We were impressed with the destructive power of blow down winds. Not only had massive trees with thousands of pounds of biomass tumbled, but incredible root systems with hundreds of pounds of soil had been uplifted like the light end of a school yard teeter-totter. Any rock with roots wrapped around it had also been uplifted and reoriented. Some of the craters were nearly a meter deep although most were significantly less than 0.5 meters. Adirondack soils, after all, are sandy and thin.
The blow down trees created light gaps in the forest and several species of tree took advantage of the sudden increase in sunlight. Several root masses provided a suitable site for new paper birch seedlings to colonize and grow. Straight vigorous paper birch saplings burst forth from the vertically oriented root masses. Red maple had colonized another light gap, and fire cherry was quick to invade two other sites. The presence of fire cherry is interesting on Spruce Island. No other large fire cherries occurred here and there was no indication that it existed on the island before the blow down. These plants were most likely new recruits from the surrounding forest. Their seeds probably traveled by blue jay, hermit thrush, or grosbeak from the surrounding Lake Lila forest. After passage through the avian intestinal pathway, the seeds of this pioneer species landed in these new light gaps with intent to grow.
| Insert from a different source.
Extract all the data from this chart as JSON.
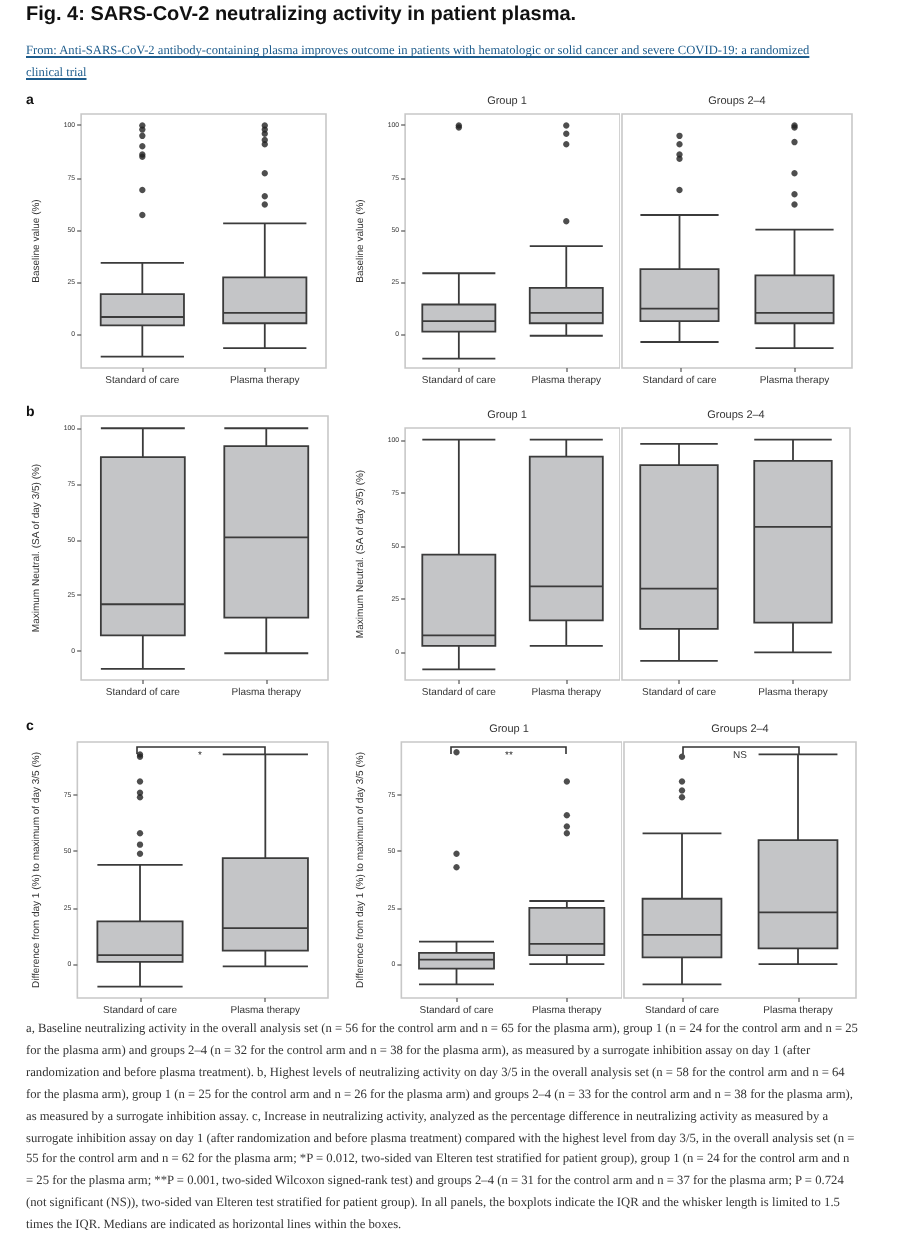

Fallen trees from the 1995 blow down were evident elsewhere in the Lake Lila Wilderness. In all but a few locations, the damage was well-hidden within the forest. Three-hundred year old yellow birch still stood tall in upland areas, and wind-shaped white pine lined the lake. On the north end of Lake Lila, two campsites (#4 & 5), free exploration of the surrounding woods was limited by large fallen trees and tangles of dead branches. ALthough I didn't observe these campsites before the 95 event, I can imagine that the effective area of these camp sites had significantly decreased. A small pennisula just south of camp sites 4 & 5 bore the most glaring woodland scar. Here a large notch had been carved out of the pine forest. The site was impenetrable with downed logs. Nevertheless, recovery was evident here as well as seedlings and saplings had begun their assault on the freshly contested terrain. Nature wields the pain or destruction and the cures of ecological recovery in the Adirondacks.
1 comment:
Hi Steve,
Your post is a great illustration of the fact that the one constant in nature is change. This, in turn, helps make the case that a pragmatic view of nature is essential in developing effective policies to protect nature in our global industrial economy.